In response to a question on counterspace on May 2, Gagnon echoed Air Force Secretary Frank Kendall’s remarks this week on U.S. counterspace and said that Kendall and other Department of the Air Force officials have made Congress aware of counterspace needs to counter China and Russia.

“I think about 25 or 24 percent of the Space Force budget is focused on responsible counterspace campaigning, or space superiority, if you will,” Gagnon said.

“I obviously can’t tell you all the pieces that are inside there [counterspace], but what I will tell you is we’re actively talking about this with our board of directors who pay for us–Congress–so that they understand the needs at a very precise level,” he said. “The PLA [China’s People’s Liberation Army] funding from ’24 to ’25 went up 7.1 percent. In the past, we often talked about defense budget as not a competitive issue vis a vis someone else. They’re going 7 percent. We aren’t. We have to make trades…I have champagne dreams, but I live on a beer budget.”

Kendall told the House Appropriations Committee’s defense panel on Tuesday that the department had to curtail counterspace funding plans in fiscal 2025 because of budget constraints (Defense Daily, Apr. 30).

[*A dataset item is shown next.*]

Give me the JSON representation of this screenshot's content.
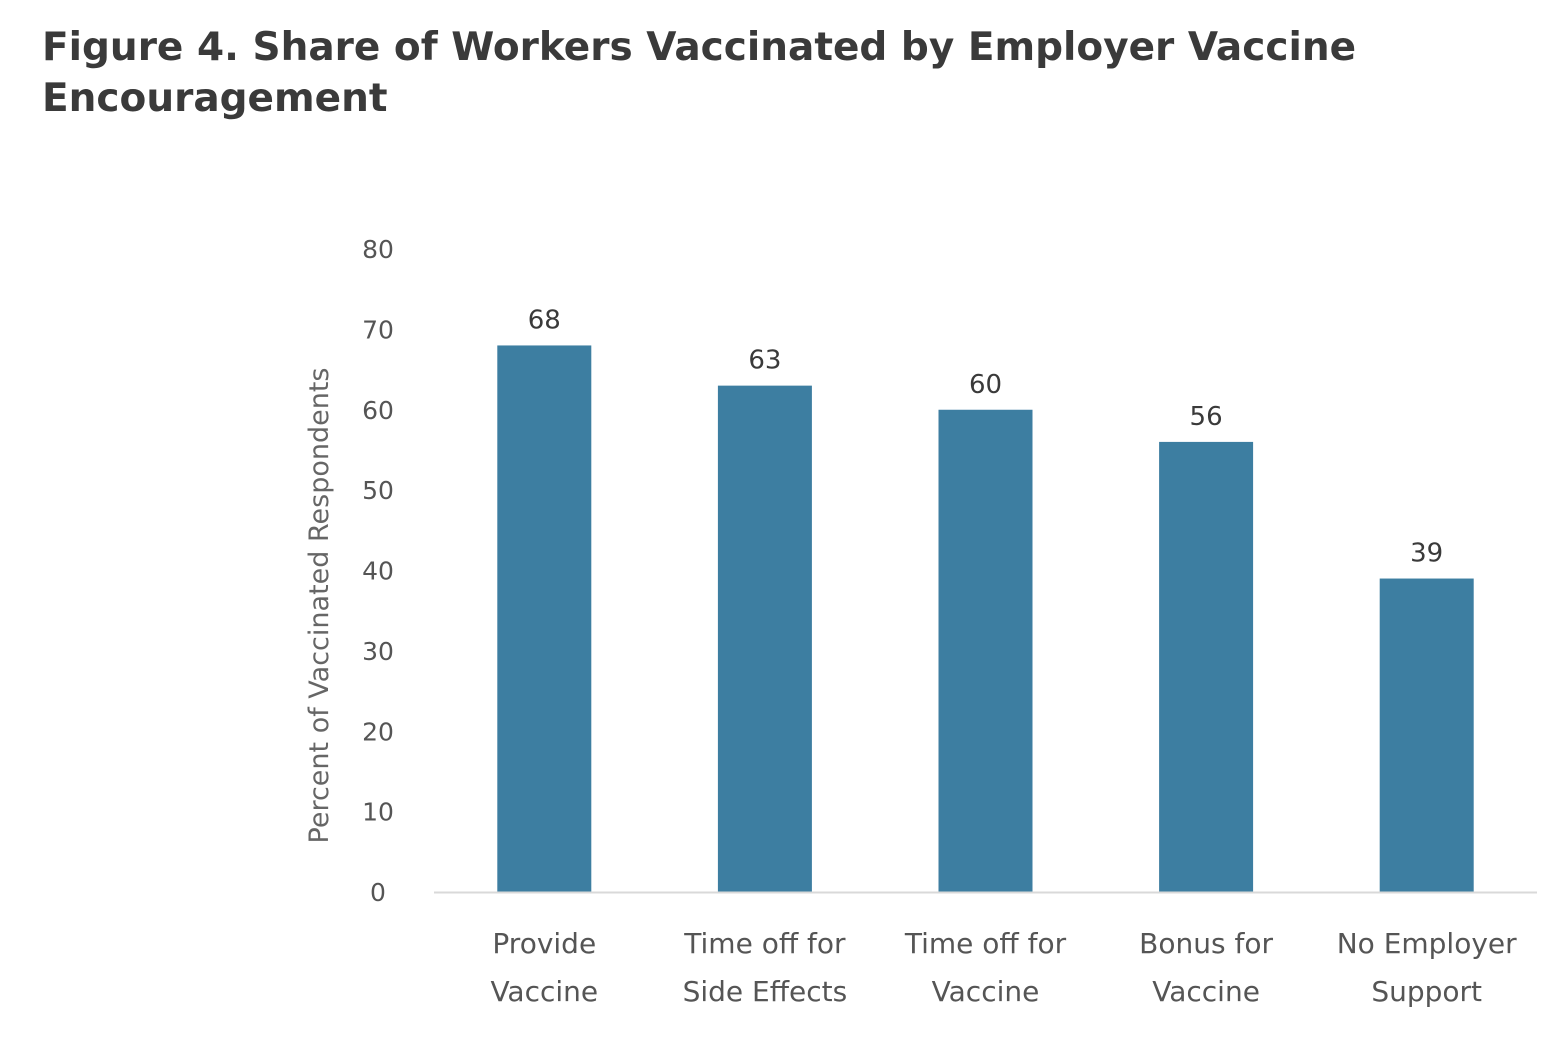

”Our greatest regret, if you will, in the constraints we had this year was we couldn’t move forward more quickly on counterspace capability, in particular,” Kendall said on Tuesday. “Our pacing challenge is fielding a number of systems that threaten the joint force and are targeting assets like aircraft carriers. We need to have the capability to do something about those assets so they can’t provide an attack targeting surface to the Chinese military. That would be the highest thing on our list that we aren’t able to move forward as quickly as we’d like to.”

Gagnon said on May 2 that China’s peacetime military expansion, including a “550 percent” increase in on-orbit space systems since Dec. 31, 2015 when China created its military space component–the Military Aerospace Force–is “profoundly concerning.”

Just after the establishment of China’s Military Aerospace Force nearly nine years ago, “my lead scary story was they have these direct ascent missiles that can launch from western China and go up and destroy satellites, and they’re gonna build a lot of them and they have these lasers that can lase things and cause satellites not to work,” Gagnon said. “My main narrative today is way more concerning.”

“My main narrative today is of that rapid growth in things in space–for the last two years, they’ve placed over 200 satellites in space both years,” he said. “Of that, over half are remote sensing satellites purpose-built to surveil and do reconnaissance in the western Pacific and globally, satellites designed with a proliferated architecture so they’re resilient against attack, an architecture not designed for efficiency and cost effectiveness, but to go to war and sustain in war…They will be inside a rapidly expanding weapons engagement zone to track their target and put fires/weapons on that target, even against mobile targets. Few countries have that advantage. Our allies have had it because they’ve partnered with us [the United States], but it’s really just been us against mobile targets at extremely long distances. That monopoly is over.”